John Roemer is right: Equality of opportunity is a swindle. The so-called “playing field” is never level, and simply providing people with access to open competition will not guarantee equality of results. The horses in the Kentucky Derby depart from the same starting gate, but one of them always wins the race, if only by a nose. The winner has swifter legs, a better trainer, a better jockey, more heart, or simply a better day. The loser has slower legs, a less good trainer, an incompetent jockey, less will to win, or an off day. These differences take no account of what Roemer, following Ronald Dworkin, calls “brute bad luck” — say, the loser trips or has surreptitiously been administered a drug that makes him groggy. But even if brute bad luck does not intervene, one horse will still win, in part because he has enjoyed some advantages before ever reaching a starting gate that purportedly evens the chances of winning. Fillies rarely win the Derby, although from time to time one does. Non-thoroughbreds do not even enter it. And a thoroughbred whose owner cannot afford a quality trainer or jockey has poor chances indeed.

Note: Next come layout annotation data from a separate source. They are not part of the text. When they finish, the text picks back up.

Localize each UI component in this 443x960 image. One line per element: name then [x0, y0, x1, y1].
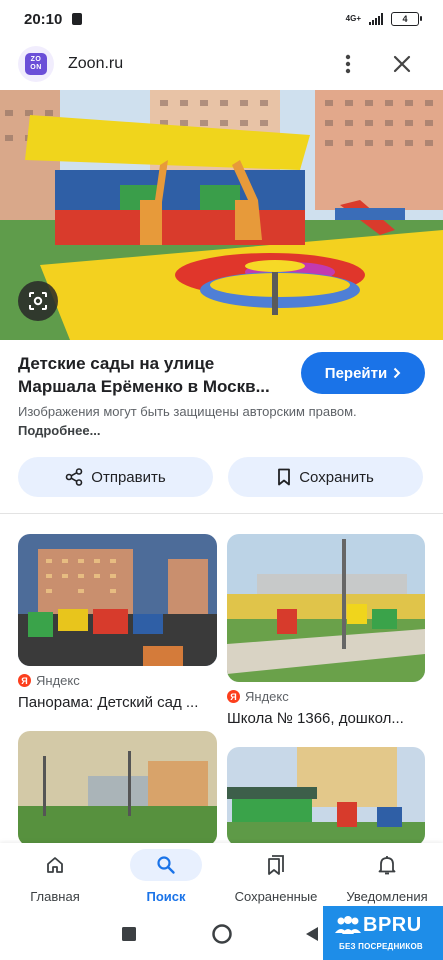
- yandex-icon: Я: [227, 690, 240, 703]
- related-source-label: Яндекс: [245, 689, 289, 704]
- lens-icon: [29, 292, 47, 310]
- more-options-button[interactable]: [332, 48, 364, 80]
- battery-level: 4: [402, 14, 408, 24]
- home-system-button[interactable]: [210, 922, 234, 946]
- visit-button[interactable]: Перейти: [301, 352, 425, 394]
- related-image-2[interactable]: [227, 534, 425, 682]
- share-button-label: Отправить: [91, 468, 166, 486]
- status-time: 20:10: [24, 10, 63, 28]
- save-button-label: Сохранить: [299, 468, 374, 486]
- home-circle-icon: [212, 924, 232, 944]
- bookmarks-icon: [268, 855, 284, 875]
- recents-button[interactable]: [117, 922, 141, 946]
- battery-icon: 4: [391, 12, 422, 26]
- related-source-1: Я Яндекс: [18, 673, 80, 688]
- bell-icon: [378, 856, 396, 875]
- nav-notifications[interactable]: Уведомления: [332, 843, 442, 908]
- signal-icon: [369, 13, 383, 25]
- copyright-note: Изображения могут быть защищены авторски…: [18, 402, 358, 440]
- nav-notifications-label: Уведомления: [346, 889, 428, 904]
- bookmark-icon: [278, 468, 291, 486]
- hero-image[interactable]: [0, 90, 443, 340]
- logo-text-line1: ZO: [30, 56, 42, 63]
- status-bar: 20:10 4G+ 4: [0, 0, 443, 38]
- chevron-right-icon: [393, 367, 401, 379]
- nav-saved-label: Сохраненные: [234, 889, 318, 904]
- close-button[interactable]: [386, 48, 418, 80]
- related-source-2: Я Яндекс: [227, 689, 289, 704]
- learn-more-link[interactable]: Подробнее...: [18, 423, 100, 438]
- watermark-title: BPRU: [363, 914, 422, 936]
- nav-search-label: Поиск: [146, 889, 186, 904]
- page-header: ZO ON Zoon.ru: [0, 38, 443, 90]
- site-name: Zoon.ru: [68, 55, 124, 72]
- site-logo: ZO ON: [18, 46, 54, 82]
- recents-icon: [122, 927, 136, 941]
- bottom-navigation: Главная Поиск Сохраненные Уведомления: [0, 843, 443, 908]
- share-icon: [65, 468, 83, 486]
- related-source-label: Яндекс: [36, 673, 80, 688]
- back-triangle-icon: [306, 927, 318, 941]
- nav-home-label: Главная: [30, 889, 80, 904]
- lens-button[interactable]: [18, 281, 58, 321]
- related-title-1[interactable]: Панорама: Детский сад ...: [18, 694, 213, 711]
- back-button[interactable]: [300, 922, 324, 946]
- search-icon: [157, 856, 175, 874]
- result-title[interactable]: Детские сады на улице Маршала Ерёменко в…: [18, 352, 288, 398]
- visit-button-label: Перейти: [324, 364, 388, 382]
- related-image-1[interactable]: [18, 534, 217, 666]
- more-vert-icon: [345, 54, 351, 74]
- yandex-icon: Я: [18, 674, 31, 687]
- logo-text-line2: ON: [30, 64, 42, 71]
- share-button[interactable]: Отправить: [18, 457, 213, 497]
- related-image-4[interactable]: [227, 747, 425, 846]
- network-type: 4G+: [345, 14, 361, 23]
- home-icon: [47, 857, 63, 873]
- related-image-3[interactable]: [18, 731, 217, 846]
- copyright-text: Изображения могут быть защищены авторски…: [18, 404, 357, 419]
- watermark-subtitle: БЕЗ ПОСРЕДНИКОВ: [339, 942, 423, 951]
- save-button[interactable]: Сохранить: [228, 457, 423, 497]
- people-icon: [335, 916, 361, 934]
- nav-home[interactable]: Главная: [0, 843, 110, 908]
- related-title-2[interactable]: Школа № 1366, дошкол...: [227, 710, 422, 727]
- watermark-badge: BPRU БЕЗ ПОСРЕДНИКОВ: [323, 906, 443, 960]
- divider: [0, 513, 443, 514]
- sim-icon: [72, 13, 83, 25]
- close-icon: [393, 55, 411, 73]
- nav-search[interactable]: Поиск: [111, 843, 221, 908]
- nav-saved[interactable]: Сохраненные: [221, 843, 331, 908]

As with the Derby, so with life. None of us starts precisely equal to any other, and our advantages and disadvantages have a disquieting tendency to compound along the way. “To him that hath shall be given.” Life regularly confirms the parable of the talents, no matter how deeply it offends our sense of fairness or, more accurately, charity. For the truth remains, we do not think very clearly about what we mean by fairness. Roemer attempts to clarify our thinking by exposing the inconsistencies and bad faith that inform prevailing notions of equal opportunity. At the core of his argument lies the insistence that people who are unequally endowed, whether by genetics or social and economic situation, do not enjoy equality of opportunity. Thus if two children start first grade in the same public school and one has parents who have regularly read to her while the other does not, the children do not have equal opportunity to learn to read, much less to become enthusiastic readers. The conditions and attributes that compound our inequalities could be multiplied indefinitely, but the conclusion is inescapable: multiple reasons beyond our control affect the starting point from which we compete with others.

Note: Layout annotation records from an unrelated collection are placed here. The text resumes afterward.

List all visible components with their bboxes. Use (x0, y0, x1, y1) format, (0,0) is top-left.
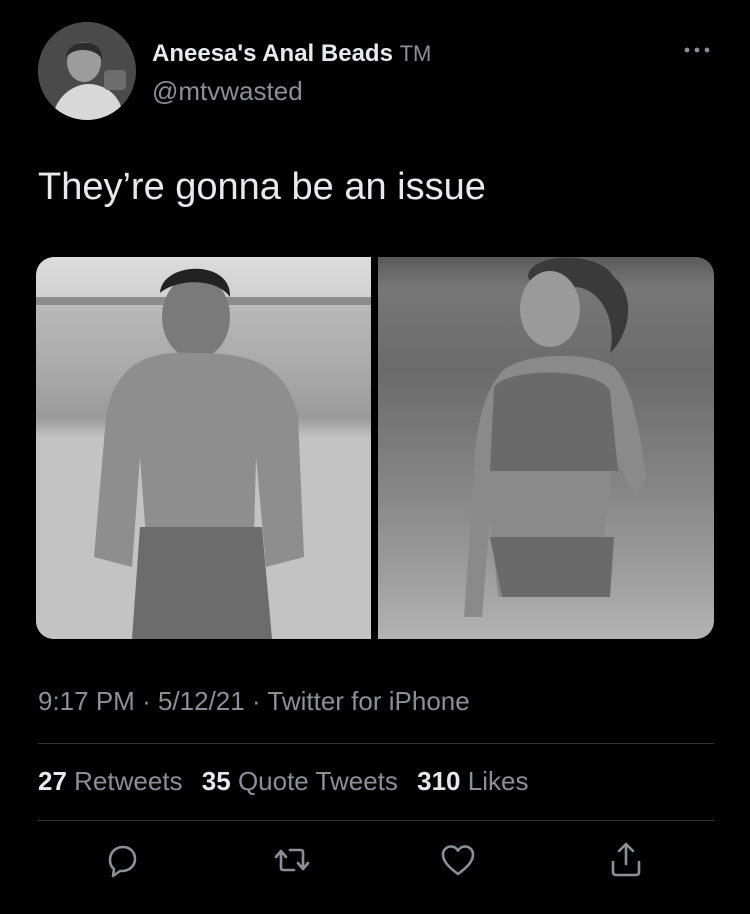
share-icon (611, 842, 641, 877)
likes-label: Likes (467, 766, 529, 796)
divider (38, 820, 714, 821)
quote-tweets-label: Quote Tweets (237, 766, 398, 796)
retweets-stat[interactable]: 27 Retweets (38, 766, 190, 796)
photo-woman-on-beach[interactable] (378, 257, 714, 639)
display-name-suffix: TM (399, 41, 432, 66)
tweet-stats: 27 Retweets 35 Quote Tweets 310 Likes (38, 766, 540, 797)
tweet-media (36, 257, 714, 639)
retweet-button[interactable] (270, 838, 314, 882)
tweet-time[interactable]: 9:17 PM (38, 686, 135, 716)
tweet-text: They’re gonna be an issue (38, 166, 486, 208)
reply-icon (108, 845, 137, 878)
tweet-source[interactable]: Twitter for iPhone (267, 686, 469, 716)
tweet-meta: 9:17 PM · 5/12/21 · Twitter for iPhone (38, 686, 470, 717)
author-handle[interactable]: @mtvwasted (152, 76, 303, 107)
tweet: Aneesa's Anal Beads TM @mtvwasted They’r… (0, 0, 750, 914)
likes-count: 310 (417, 766, 461, 796)
retweets-label: Retweets (74, 766, 183, 796)
author-avatar[interactable] (38, 22, 136, 120)
retweets-count: 27 (38, 766, 67, 796)
likes-stat[interactable]: 310 Likes (417, 766, 528, 796)
divider (38, 743, 714, 744)
more-options-icon[interactable] (682, 40, 712, 60)
display-name-text: Aneesa's Anal Beads (152, 40, 393, 67)
like-button[interactable] (436, 838, 480, 882)
meta-separator: · (142, 686, 151, 716)
retweet-icon (274, 848, 310, 872)
author-display-name[interactable]: Aneesa's Anal Beads TM (152, 40, 431, 68)
share-button[interactable] (604, 838, 648, 882)
meta-separator: · (251, 686, 261, 716)
tweet-actions (0, 838, 750, 888)
photo-man-on-beach[interactable] (36, 257, 371, 639)
quote-tweets-count: 35 (201, 766, 231, 796)
tweet-date[interactable]: 5/12/21 (158, 686, 245, 716)
heart-icon (441, 845, 475, 876)
quote-tweets-stat[interactable]: 35 Quote Tweets (202, 766, 405, 796)
reply-button[interactable] (100, 838, 144, 882)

Roemer argues that we may — and probably should — attempt to compensate for inequalities of condition and attributes to ensure genuine equality of opportunity. The compensations he proposes amount to providing the child whose parents do not read to her with pre-school exposure to reading, presumably Head Start, possibly new parents. Such compensations, he insists, do not deny the importance of personal responsibility to make the most of one’s opportunities or personal responsibility for failing to do so. He insists upon the importance of personal responsibility in order to fend off anticipated charges that, under the guise of equality of opportunity, he is promoting equality of outcome. The gambit is ingenious and has a certain philosophical coherence, but, in the end, it fails. For Roemer blandly assumes that we may accurately, or fairly, calculate the conditions and attributes that invalidate formal equality of opportunity.

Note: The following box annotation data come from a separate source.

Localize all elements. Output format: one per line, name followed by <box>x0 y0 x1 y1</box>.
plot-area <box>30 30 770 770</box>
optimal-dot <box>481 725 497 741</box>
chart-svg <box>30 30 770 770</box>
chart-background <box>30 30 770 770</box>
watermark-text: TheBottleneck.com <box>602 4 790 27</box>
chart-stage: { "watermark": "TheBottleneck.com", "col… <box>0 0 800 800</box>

Roemer’s case, in other words, rests upon the assumption that it is possible to effect substantive equality of opportunity by compensating for the myriad of factors that make every individual unequal from every other. His strained example of children within a family exposes the extraordinary illusion of mastery that undergirds his thinking. Who, even a father, can really determine what accounts for one child’s fantasies, much less decide if equality of opportunity requires that the musically average child who wishes to become a concert violinist be humored? Does social justice require that we attempt to provide non-thoroughbreds with an equal chance to win the Derby? By what arrogance do we suppose that if we provide the non-thoroughbred with the best trainer, the best jockey, and all the rest, he would even then have a chance to win the Derby? Is that a better use of our resources than providing a poor child with the opportunity to learn to be a jockey who might one day ride a through-bred? Which of us, even assisted by the ultimate computer, is capable of such calculus?

One might, as many have, make a case for greater equalization of material resources. This principle supports the graduated income tax and might be invoked to support other redistributive taxation schemes. Material resources alone will not determine the use that individuals and families make of opportunities. We all know that some will spend welfare payments on drugs and others will spend them on advantages for their children. An honest person might argue that the risk that some welfare money will be spent on drugs is one we must take to provide others with the opportunity to spend it otherwise. But the notion that we may so accurately calculate the probabilities of an individual’s response to the complexity and indeterminacy of life, even when we calculate on the basis of types rather than individuals, bears a disconcerting resemblance to the attempt to play God. And Roemer’s protestations notwithstanding, it moves the politics of equality of opportunity a giant step closer to a self-defeating politics of an unrealizable equality of outcomes.